Search code examples
pythonunixextractzip

Python; how to extract files without including parent directory


I'm an noob when it comes to Python and I need help! I am trying to use the zipfile module for the latest version of Python 3 and I'm having trouble attempting to exclude the parent directory (folder) while preparing to extract the zip file.

An example of zip file directory looks like this:

Content/
Content/Runtime/
Content/Runtime/test.txt
Content/Runtime/test.png
Content/Documentation/
Content/Documentation/license.txt

I don't know how to exclude the parent directory (first folder) from extraction. I only want the Runtime & Documentation directory and its contents extracted.

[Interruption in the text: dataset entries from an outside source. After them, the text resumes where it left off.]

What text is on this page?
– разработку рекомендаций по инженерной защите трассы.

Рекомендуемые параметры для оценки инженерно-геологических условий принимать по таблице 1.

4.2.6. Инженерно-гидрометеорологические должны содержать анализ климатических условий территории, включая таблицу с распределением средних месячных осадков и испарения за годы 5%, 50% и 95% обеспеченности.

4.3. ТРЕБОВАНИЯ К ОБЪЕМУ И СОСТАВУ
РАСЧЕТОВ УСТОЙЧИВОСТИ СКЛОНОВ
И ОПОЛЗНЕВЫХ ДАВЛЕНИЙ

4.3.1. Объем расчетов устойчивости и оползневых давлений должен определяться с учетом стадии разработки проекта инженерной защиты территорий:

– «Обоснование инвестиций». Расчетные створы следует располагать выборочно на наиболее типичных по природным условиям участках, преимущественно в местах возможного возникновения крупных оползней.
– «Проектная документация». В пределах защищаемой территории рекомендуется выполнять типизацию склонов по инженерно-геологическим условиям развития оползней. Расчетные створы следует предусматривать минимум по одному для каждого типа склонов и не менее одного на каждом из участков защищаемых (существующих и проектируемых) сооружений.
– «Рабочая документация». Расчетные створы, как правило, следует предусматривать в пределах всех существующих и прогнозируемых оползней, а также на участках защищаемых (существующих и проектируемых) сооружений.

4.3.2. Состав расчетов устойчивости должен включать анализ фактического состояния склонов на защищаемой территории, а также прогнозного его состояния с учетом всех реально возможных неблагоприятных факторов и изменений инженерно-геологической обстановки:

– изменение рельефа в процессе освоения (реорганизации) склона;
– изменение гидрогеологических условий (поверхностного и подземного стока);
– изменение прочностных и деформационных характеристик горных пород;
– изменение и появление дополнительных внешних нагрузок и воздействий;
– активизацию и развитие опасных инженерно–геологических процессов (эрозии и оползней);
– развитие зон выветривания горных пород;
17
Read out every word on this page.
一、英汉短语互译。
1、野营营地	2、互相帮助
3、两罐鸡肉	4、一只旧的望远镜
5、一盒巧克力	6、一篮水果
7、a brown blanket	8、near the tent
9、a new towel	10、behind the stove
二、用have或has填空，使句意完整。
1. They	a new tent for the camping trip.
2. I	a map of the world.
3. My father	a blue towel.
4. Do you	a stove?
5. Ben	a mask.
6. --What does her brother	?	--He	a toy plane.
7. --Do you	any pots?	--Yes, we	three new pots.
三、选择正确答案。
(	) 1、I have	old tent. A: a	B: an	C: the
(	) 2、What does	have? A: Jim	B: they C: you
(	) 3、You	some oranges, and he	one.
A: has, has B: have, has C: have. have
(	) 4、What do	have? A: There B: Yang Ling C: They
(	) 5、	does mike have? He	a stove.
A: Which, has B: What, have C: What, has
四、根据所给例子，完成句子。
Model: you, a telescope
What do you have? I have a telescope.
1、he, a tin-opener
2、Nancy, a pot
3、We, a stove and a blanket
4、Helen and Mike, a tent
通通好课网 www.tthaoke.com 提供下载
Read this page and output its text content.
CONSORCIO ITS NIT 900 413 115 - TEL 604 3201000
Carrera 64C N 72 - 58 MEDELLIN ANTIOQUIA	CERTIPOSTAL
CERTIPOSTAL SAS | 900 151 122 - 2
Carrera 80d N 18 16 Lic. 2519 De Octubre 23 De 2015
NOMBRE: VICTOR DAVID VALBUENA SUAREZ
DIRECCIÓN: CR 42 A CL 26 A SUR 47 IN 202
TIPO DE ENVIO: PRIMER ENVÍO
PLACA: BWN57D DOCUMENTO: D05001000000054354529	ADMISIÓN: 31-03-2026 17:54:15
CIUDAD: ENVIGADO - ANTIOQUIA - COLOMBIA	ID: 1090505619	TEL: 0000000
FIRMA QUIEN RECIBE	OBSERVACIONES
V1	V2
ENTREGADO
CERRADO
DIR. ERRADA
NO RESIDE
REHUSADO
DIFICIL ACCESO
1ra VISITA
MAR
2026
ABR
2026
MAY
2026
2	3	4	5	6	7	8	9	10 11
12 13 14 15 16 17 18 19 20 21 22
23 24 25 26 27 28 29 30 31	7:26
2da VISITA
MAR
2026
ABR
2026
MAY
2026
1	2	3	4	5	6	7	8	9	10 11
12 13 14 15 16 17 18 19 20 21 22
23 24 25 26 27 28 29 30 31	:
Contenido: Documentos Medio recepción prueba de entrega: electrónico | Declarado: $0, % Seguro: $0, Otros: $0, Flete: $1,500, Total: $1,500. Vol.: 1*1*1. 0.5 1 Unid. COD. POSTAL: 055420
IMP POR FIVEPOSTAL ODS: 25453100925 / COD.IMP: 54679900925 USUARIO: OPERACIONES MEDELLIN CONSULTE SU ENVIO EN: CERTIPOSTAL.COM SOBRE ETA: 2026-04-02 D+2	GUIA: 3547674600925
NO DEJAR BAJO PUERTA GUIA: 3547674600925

Please help, thanks, and much appreciated!


Solution

  • In this case, the built-in methods for extraction won't work (as they extract the full path), but you can easily do it yourself:

    import os
    import shutil
    
    destination_dir = './destination'
    
    with zipfile.ZipFile('./tmp.zip', 'r') as z:
        # See https://docs.python.org/3/library/zipfile.html#zipfile.ZipFile.infolist
        for file_info in z.infolist():
            # Only extract regular files
            if file_info.is_dir():
                continue
    
            file_path = file_info.filename
            # Only extract things under 'Content/'
            if not file_path.startswith('Content/'):
                continue
    
            # Split at slashes, at most one time, and take the second part
            # so that we skip the 'Content/' part
            extracted_path = file_path.split('/', 1)[1]
    
            # Combine with the destination directory
            extracted_path = os.path.join(destination_dir, extracted_path)
            print(extracted_path)
    
            # Make sure the directory for the file exists
            os.makedirs(os.path.dirname(extracted_path), exist_ok=True)
    
            # Extract the file. Don't use `z.extract` as it will concatenate
            # the full path from inside the zip.
            # WARNING: This code does not check for path traversal vulnerabilities
            # Refer to the big warning inside the ZipFile module for more details
            with open(extracted_path, 'wb') as dst:
              with z.open(file_info, 'r') as src:
                shutil.copyfileobj(src, dst)